Each rule is simply a function that receives a [Cheerio](https://github.com/cheeriojs/cheerio) instance of the document, and that returns the value it has scraped. (Or a `Promise` in the case of asynchronous scraping.) Like so:
```js
function myTitleRule($) {
const text = $('h1').text()
return text
}
```
All of the rules are then packaged up into a single dictionary, which has the same shape as the metadata that will be scraped. Like so:
```js
const MY_RULES = {
title: myTitleRule,
summary: mySummaryRule,
...
}
```
And then you can pass that rules dictionary into any of the scraping functions as the second argument, like so:
```js
const metadata = Metascraper.scrapeHtml(html, MY_RULES)
```
Not only that, but instead of being just a function, rules can be passed as an array of fallbacks, in case the earlier functions in the array don't return results. Like so:
```js
const MY_RULES = {
title: [
myPreferredTitleRule,
myFallbackTitleRule,
mySuperLastResortTitleRule,
]
}
```
The beauty of the system is that it means simple scraping needs can be defined inline easily, like so:
```js
const rules = {
title: $ => $('title').text(),
date: $ => $('time[pubdate]').attr('datetime'),
excerpt: $ => $('p').first().text(),
}
const metadata = Metascraper.scrapeHtml(html, rules)
```
But in more complex cases, the set of rules can be packaged separately, and even shared with others, for example:
```js
import Metascraper from 'metascraper'
import RECIPE_RULES from 'metascraper-recipes'
const metadata = Metascraper.scrapeHtml(html, RECIPE_RULES)
```
And if you want to use the default rules, but with a few tweaks of your own, it's as simple as extending the object:
```js
import Metascraper from 'metascraper'
const NEW_RULES = {
...Metascraper.RULES,
summary: mySummaryRule,
title: [
myPreferredTitleRule,
myFallbackTitleRule,
mySuperLastResortTitleRule,
]
}
const metadata = Metascraper.scrapeHtml(html, NEW_RULES)
```
For a more complex example of how rules work, [check out the default rules](/lib/rules).
## API
#### `Metascraper.scrapeUrl(url, [rules])`
```js
import Metascraper from 'metascraper'
Metascraper
.scrapeUrl(url)
.then((metadata) => {
// ...
})
```
```js
import Metascraper from 'metascraper'
const metadata = await Metascraper.scrapeUrl(url)
```
Scrapes a `url` with an optional set of `rules`.

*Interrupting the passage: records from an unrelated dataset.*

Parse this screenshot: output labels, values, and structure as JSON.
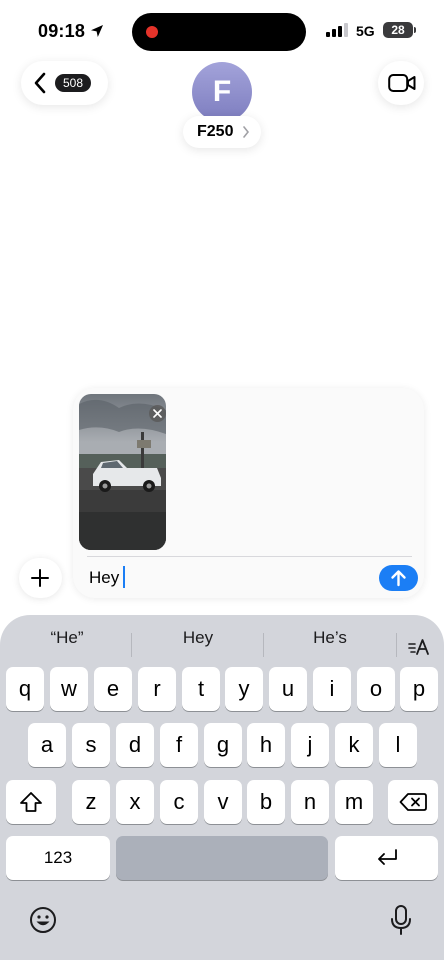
{
  "status_bar": {
    "time": "09:18",
    "location_icon": "location-arrow-icon",
    "network": "5G",
    "battery_level": "28",
    "recording_indicator_color": "#e5332a"
  },
  "header": {
    "back_icon": "chevron-left-icon",
    "unread_count": "508",
    "avatar_initial": "F",
    "contact_name": "F250",
    "video_call_icon": "video-camera-icon"
  },
  "compose": {
    "add_icon": "plus-icon",
    "attachment_icon": "photo-thumbnail",
    "remove_icon": "close-icon",
    "message_text": "Hey",
    "send_icon": "arrow-up-icon",
    "accent_color": "#1b7ef5"
  },
  "keyboard": {
    "suggestions": [
      "“He”",
      "Hey",
      "He’s"
    ],
    "format_icon": "text-format-icon",
    "rows": [
      [
        "q",
        "w",
        "e",
        "r",
        "t",
        "y",
        "u",
        "i",
        "o",
        "p"
      ],
      [
        "a",
        "s",
        "d",
        "f",
        "g",
        "h",
        "j",
        "k",
        "l"
      ],
      [
        "z",
        "x",
        "c",
        "v",
        "b",
        "n",
        "m"
      ]
    ],
    "numbers_key": "123",
    "shift_icon": "shift-icon",
    "delete_icon": "delete-backspace-icon",
    "return_icon": "return-icon",
    "emoji_icon": "emoji-icon",
    "mic_icon": "microphone-icon"
  }
}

#### `Metascraper.scrapeHtml(html, [rules])`
```js
import Metascraper from 'metascraper'
Metascraper
.scrapeHtml(html)
.then((metadata) => {
// ...
})
```
```js
import Metascraper from 'metascraper'
const metadata = await Metascraper.scrapeHtml(html)
```
Scrapes an `html` string with an optional set of `rules`.
#### `Metascraper.scrapeWindow(window, [rules])`
```js
import Metascraper from 'metascraper'
Metascraper
.scrapeWindow(window)
.then((metadata) => {
// ...
})
```
```js
import Metascraper from 'metascraper'
const metadata = await Metascraper.scrapeWindow(window)
```
Scrapes a `window` object with an optional set of `rules`.
#### `Metascraper.RULES`
A dictionary of the default rules, in case you want to extend them.